TW: I’m more towards the middle. There are so many people out there that you put a lot of faith into that later you find out were not quite so. I don’t really base my conservatism on any individual. I’ve been let down by some people that are out there. I try to think independently. I’m very conservative financially, but a little bit less socially maybe. In my personal life, I base things on my Christian values and morals and things that I grew up with, but I don’t think you’re seeing a lot of that in politics today. 

SMN: Allen, you used to be a registered Republican, but for several years you’ve been registered as unaffiliated. Can you describe where you’re coming from, politically? 

AA: I am not afflicted by either political party. When people ask me about political party and affiliation, you know, I’m an American citizen. I don’t need a party to make my own decisions for myself and what I think is important to me. 

SMN: You’ll have a new mayor, Janet Banks or Mike Eveland, both aldermen. Would you care to share for whom you’ll vote? 

AA: No.

PW: The biggest thing that’s actually helped the town was, we were actually able to get into the state healthcare plan. That is 100 percent [Burnsville Republican Rep.] Michele Presnell and me and Mike Eveland, because it took two aldermen to get that pushed through. Our health care was going way up and down and every municipality wasn’t able to get into that plan. What that did was provide stability to the town as far as not having that spike in insurance. That would be one great reason I would endorse Mike, because I can have a conversation with him.

TW: I would have to say that I’m going to personally vote for Mike Eveland for mayor because I feel that we share the same views on the road situation. I know that right now he’s not for a road diet and I know that Janet Banks has openly stated that she’s for the road diet. I think that’s a pretty big issue. We’ve come a long way and I hate to see us go backwards.

SMN: Although it’s rare, married couples can serve on the same municipal governing board. How can you assure voters of your independence, should you both win?

TW: We oppose each other on a lot of issues, but one thing I can tell you to that is we have been operating this motel through thick and thin. We have gone from the original Ghost Town being open and being full every weekend to losing 70 percent of our business. We’ve been through the rockslide, the road widening project, and we’ve had to make decisions to survive and improve together. Because of our differences, we bring a really good balance to each other and to our business. I think that we could bring that same balance to the board. 

PW: We disagree daily, even on what time for you to come over here [laughing]. She’s watched me run for election. I’ve probably won three out of five or six that I’ve run in, and it’s not that it’s not her turn to run, but for me to tell her it’s not her opportunity to run — that’s not my place. I think it’s an awesome opportunity for her to run, and it’s common sense. It’s all for the right reasons that she’s in it.

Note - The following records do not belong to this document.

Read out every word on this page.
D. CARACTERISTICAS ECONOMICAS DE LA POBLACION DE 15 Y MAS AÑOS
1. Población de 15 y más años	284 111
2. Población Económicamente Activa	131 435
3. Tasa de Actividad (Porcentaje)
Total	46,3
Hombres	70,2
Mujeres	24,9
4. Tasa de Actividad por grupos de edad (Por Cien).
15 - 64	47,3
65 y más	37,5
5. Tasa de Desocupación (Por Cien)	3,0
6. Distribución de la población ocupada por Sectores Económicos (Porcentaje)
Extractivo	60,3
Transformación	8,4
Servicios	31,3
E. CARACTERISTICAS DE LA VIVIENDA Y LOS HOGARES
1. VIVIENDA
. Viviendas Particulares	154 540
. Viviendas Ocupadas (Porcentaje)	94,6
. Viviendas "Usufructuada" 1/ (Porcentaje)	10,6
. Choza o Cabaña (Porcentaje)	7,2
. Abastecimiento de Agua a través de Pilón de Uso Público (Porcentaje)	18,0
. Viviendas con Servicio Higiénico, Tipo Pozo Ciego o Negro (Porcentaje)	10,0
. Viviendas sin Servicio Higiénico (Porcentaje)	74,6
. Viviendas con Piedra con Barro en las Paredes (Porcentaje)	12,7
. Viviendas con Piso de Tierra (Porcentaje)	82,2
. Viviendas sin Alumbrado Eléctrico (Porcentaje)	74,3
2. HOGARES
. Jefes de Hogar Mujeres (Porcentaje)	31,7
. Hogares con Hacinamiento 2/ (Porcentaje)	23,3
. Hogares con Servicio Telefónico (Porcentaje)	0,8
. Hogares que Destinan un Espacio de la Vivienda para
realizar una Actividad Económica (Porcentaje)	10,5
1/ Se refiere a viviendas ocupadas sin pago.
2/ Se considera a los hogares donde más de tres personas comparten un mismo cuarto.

AA: I think it’s a problem. I don’t think they should be on the same board. For example, if one wanted to be on the zoning board and one on the board of alderman, I think that would be OK. If one wanted to be on the planning board and one on the zoning board, I think that would be OK. It takes the decision-making process out of the public eye and puts it in private camera. I’m not married to either one of them.